I've written a little in the past about how tabletop gaming has made me appreciate life a lot more than I ever used to. Here's another example.

I was born and raised in Marquette, Michigan, in Michigan's Upper Peninsula, a town with a population of around 20,000. The nearest large city, Green Bay, WI, is about three hours south. I disliked living there as a child and teenager. It was secluded, I didn't connect at all with the local culture's huge emphasis on outdoorsmanship (tabletop gaming's arch-nemesis hobby), and I felt isolated from the area's Scandinavian heritage. As an adult, I really disliked living there, as in addition to the stuff that bothered me as a child, I had the added disappointments of a weak job market and poor economy. I would never go so far as to say I hated living there, but there certainly were times where the relationship between me and my homeland were quite strained.

But now, I look back on those open miles of virgin forest, those tiny clusters of civilization they call "cities," and the cold, deep waters of Lake Superior, the largest freshwater lake in the world, and I think "Man, that's a cool setting for Call of Cthulhu!" I have virtually no experience with living in New England, so that region doesn't really carry the magic for me that it did for Lovecraft, but the U.P. has much of the same thematic elements that make Lovecraft country such an ideal setting for lurking, cosmic horror. I can summon up pages and pages and pages of local color and detail about the region, infuse it with the Mythos, and have it feel extremely authentic, because it is. 
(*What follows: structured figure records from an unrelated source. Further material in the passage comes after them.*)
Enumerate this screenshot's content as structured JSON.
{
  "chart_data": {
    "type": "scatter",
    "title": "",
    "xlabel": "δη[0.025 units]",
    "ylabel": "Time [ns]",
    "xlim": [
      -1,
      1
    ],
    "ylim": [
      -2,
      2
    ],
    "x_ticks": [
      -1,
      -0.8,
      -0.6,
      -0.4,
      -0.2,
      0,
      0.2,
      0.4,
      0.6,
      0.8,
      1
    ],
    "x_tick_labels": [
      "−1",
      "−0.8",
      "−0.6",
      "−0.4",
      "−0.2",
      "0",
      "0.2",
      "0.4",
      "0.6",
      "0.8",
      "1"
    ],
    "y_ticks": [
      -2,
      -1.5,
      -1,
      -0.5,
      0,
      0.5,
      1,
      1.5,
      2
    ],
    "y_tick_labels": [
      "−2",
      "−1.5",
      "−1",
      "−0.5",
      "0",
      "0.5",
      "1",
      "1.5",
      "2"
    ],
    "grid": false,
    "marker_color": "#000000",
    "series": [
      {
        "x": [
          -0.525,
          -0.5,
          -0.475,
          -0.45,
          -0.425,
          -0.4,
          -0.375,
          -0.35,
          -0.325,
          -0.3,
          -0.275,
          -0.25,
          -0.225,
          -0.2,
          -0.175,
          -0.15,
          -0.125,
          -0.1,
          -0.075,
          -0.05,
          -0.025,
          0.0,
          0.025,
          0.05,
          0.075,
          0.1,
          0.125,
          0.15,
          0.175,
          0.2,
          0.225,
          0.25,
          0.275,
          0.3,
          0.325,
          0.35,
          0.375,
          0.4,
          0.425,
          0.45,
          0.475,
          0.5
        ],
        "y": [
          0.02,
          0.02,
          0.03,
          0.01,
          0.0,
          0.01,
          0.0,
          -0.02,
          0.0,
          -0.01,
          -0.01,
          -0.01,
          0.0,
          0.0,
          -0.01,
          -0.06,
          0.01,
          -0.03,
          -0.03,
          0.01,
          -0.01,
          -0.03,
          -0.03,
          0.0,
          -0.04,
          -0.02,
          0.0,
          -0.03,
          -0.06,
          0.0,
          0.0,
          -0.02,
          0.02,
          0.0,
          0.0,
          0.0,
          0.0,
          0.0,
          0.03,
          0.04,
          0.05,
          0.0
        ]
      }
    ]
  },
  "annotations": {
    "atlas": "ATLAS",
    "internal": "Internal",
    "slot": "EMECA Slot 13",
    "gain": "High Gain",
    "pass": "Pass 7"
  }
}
And that is precisely what I did. Utilizing the sandbox campaign creation tools in Silent Legions, I wrote a dozen pages in just a few short hours detailing the Mythos and its centuries-old connection to the U.P. I outlined the major organizations, key members of the conspiracy, local rumors, and important locations. And all of that stuff is completely real. I didn't have to conjure up a single imaginary building. In fact, I even used some of the region's local celebrities as NPCs! I didn't have to Google a single detail; it all came from my own experiences living there. The few questions I had about the area I either sent to a few friends on Facebook, or just asked my wife.
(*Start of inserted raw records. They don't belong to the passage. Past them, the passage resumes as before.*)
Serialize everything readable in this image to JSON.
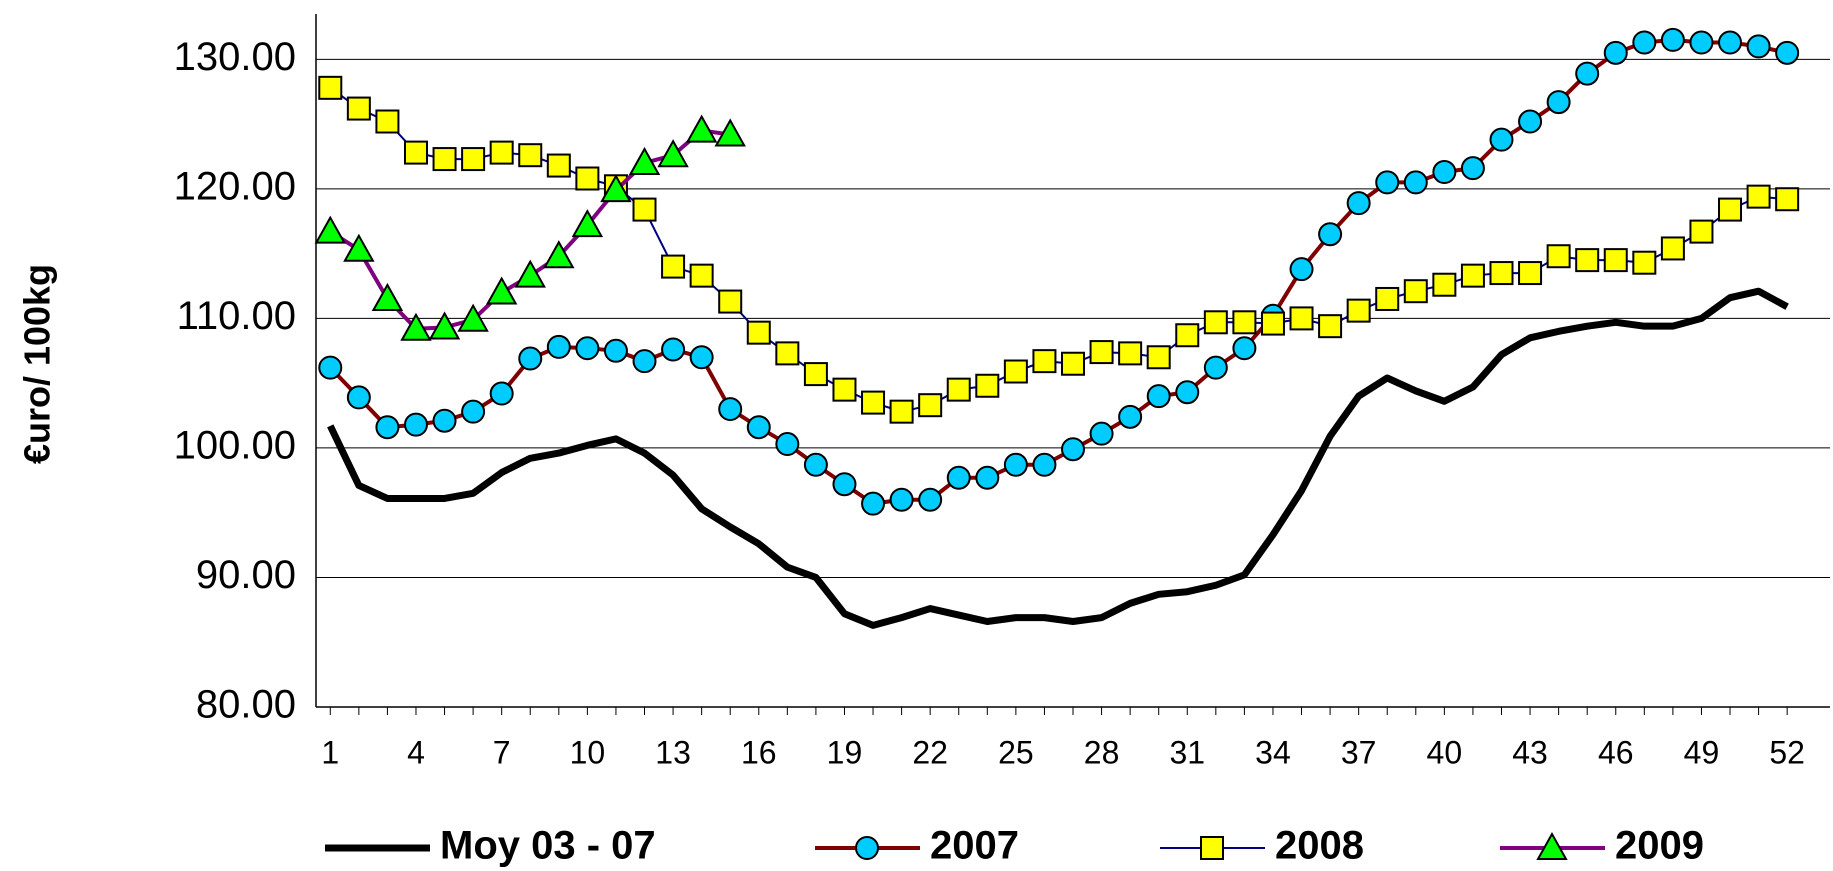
{
  "chart_data": {
    "type": "line",
    "y_label": "€uro/ 100kg",
    "x": [
      1,
      2,
      3,
      4,
      5,
      6,
      7,
      8,
      9,
      10,
      11,
      12,
      13,
      14,
      15,
      16,
      17,
      18,
      19,
      20,
      21,
      22,
      23,
      24,
      25,
      26,
      27,
      28,
      29,
      30,
      31,
      32,
      33,
      34,
      35,
      36,
      37,
      38,
      39,
      40,
      41,
      42,
      43,
      44,
      45,
      46,
      47,
      48,
      49,
      50,
      51,
      52
    ],
    "xlim": [
      0.5,
      53.5
    ],
    "xticks": [
      1,
      4,
      7,
      10,
      13,
      16,
      19,
      22,
      25,
      28,
      31,
      34,
      37,
      40,
      43,
      46,
      49,
      52
    ],
    "ylim": [
      80,
      133.5
    ],
    "yticks": [
      {
        "value": 80,
        "label": "80.00"
      },
      {
        "value": 90,
        "label": "90.00"
      },
      {
        "value": 100,
        "label": "100.00"
      },
      {
        "value": 110,
        "label": "110.00"
      },
      {
        "value": 120,
        "label": "120.00"
      },
      {
        "value": 130,
        "label": "130.00"
      }
    ],
    "grid": true,
    "legend": "bottom",
    "series": [
      {
        "name": "Moy 03 - 07",
        "color": "#000000",
        "marker": "none",
        "values": [
          101.7,
          97.1,
          96.1,
          96.1,
          96.1,
          96.5,
          98.1,
          99.2,
          99.6,
          100.2,
          100.7,
          99.6,
          97.9,
          95.3,
          93.9,
          92.6,
          90.8,
          90.0,
          87.2,
          86.3,
          86.9,
          87.6,
          87.1,
          86.6,
          86.9,
          86.9,
          86.6,
          86.9,
          88.0,
          88.7,
          88.9,
          89.4,
          90.2,
          93.3,
          96.7,
          100.9,
          104.0,
          105.4,
          104.4,
          103.6,
          104.7,
          107.2,
          108.5,
          109.0,
          109.4,
          109.7,
          109.4,
          109.4,
          110.0,
          111.6,
          112.1,
          110.9
        ]
      },
      {
        "name": "2007",
        "color": "#800000",
        "marker": "circle",
        "marker_color": "#00ccff",
        "values": [
          106.2,
          103.9,
          101.6,
          101.8,
          102.1,
          102.8,
          104.2,
          106.9,
          107.8,
          107.7,
          107.5,
          106.7,
          107.6,
          107.0,
          103.0,
          101.6,
          100.3,
          98.7,
          97.2,
          95.7,
          96.0,
          96.0,
          97.7,
          97.7,
          98.7,
          98.7,
          99.9,
          101.1,
          102.4,
          104.0,
          104.3,
          106.2,
          107.7,
          110.2,
          113.8,
          116.5,
          118.9,
          120.5,
          120.5,
          121.3,
          121.6,
          123.8,
          125.2,
          126.7,
          128.9,
          130.5,
          131.3,
          131.5,
          131.3,
          131.3,
          131.0,
          130.5
        ]
      },
      {
        "name": "2008",
        "color": "#000080",
        "marker": "square",
        "marker_color": "#ffff00",
        "values": [
          127.8,
          126.2,
          125.2,
          122.8,
          122.3,
          122.3,
          122.8,
          122.6,
          121.8,
          120.8,
          120.2,
          118.4,
          114.0,
          113.3,
          111.3,
          108.9,
          107.3,
          105.7,
          104.5,
          103.5,
          102.8,
          103.3,
          104.5,
          104.8,
          105.9,
          106.7,
          106.5,
          107.4,
          107.3,
          107.0,
          108.7,
          109.7,
          109.7,
          109.6,
          110.0,
          109.4,
          110.6,
          111.5,
          112.1,
          112.6,
          113.3,
          113.5,
          113.5,
          114.8,
          114.5,
          114.5,
          114.3,
          115.4,
          116.7,
          118.4,
          119.4,
          119.2
        ]
      },
      {
        "name": "2009",
        "color": "#800080",
        "marker": "triangle",
        "marker_color": "#00ff00",
        "values": [
          116.7,
          115.3,
          111.5,
          109.2,
          109.3,
          109.9,
          112.0,
          113.3,
          114.8,
          117.2,
          119.9,
          122.0,
          122.6,
          124.5,
          124.2,
          null,
          null,
          null,
          null,
          null,
          null,
          null,
          null,
          null,
          null,
          null,
          null,
          null,
          null,
          null,
          null,
          null,
          null,
          null,
          null,
          null,
          null,
          null,
          null,
          null,
          null,
          null,
          null,
          null,
          null,
          null,
          null,
          null,
          null,
          null,
          null,
          null
        ]
      }
    ]
  }
}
I never would have thought in all my years that such detailed knowledge of such a little part of the country would be so valuable to me. I'm actually looking forward to the next opportunity I get to go home and visit my family and the handful of friends I have still living there, just so I can draw more inspiration for my games! It would be so cool to describe an area to my group, then show them a picture of that area that I took myself! Ha!

Anyways, the moral of the story is this: tabletop gaming is awesome. It's awesome because when you're into it, everything can become part of the hobby. And I'm not just talking in some trivial or abstract way, like how you think your office might make a cool level in a first-person shooter or how you named all your Sims after people you work with. I'm talking about actual inspiration that can directly lead to detail, utility, and purpose. Anything that makes life a richer experience is an activity worth pursuing.

Michigan's Upper Peninsula: where the Elder Gods sleep. Also where I was born.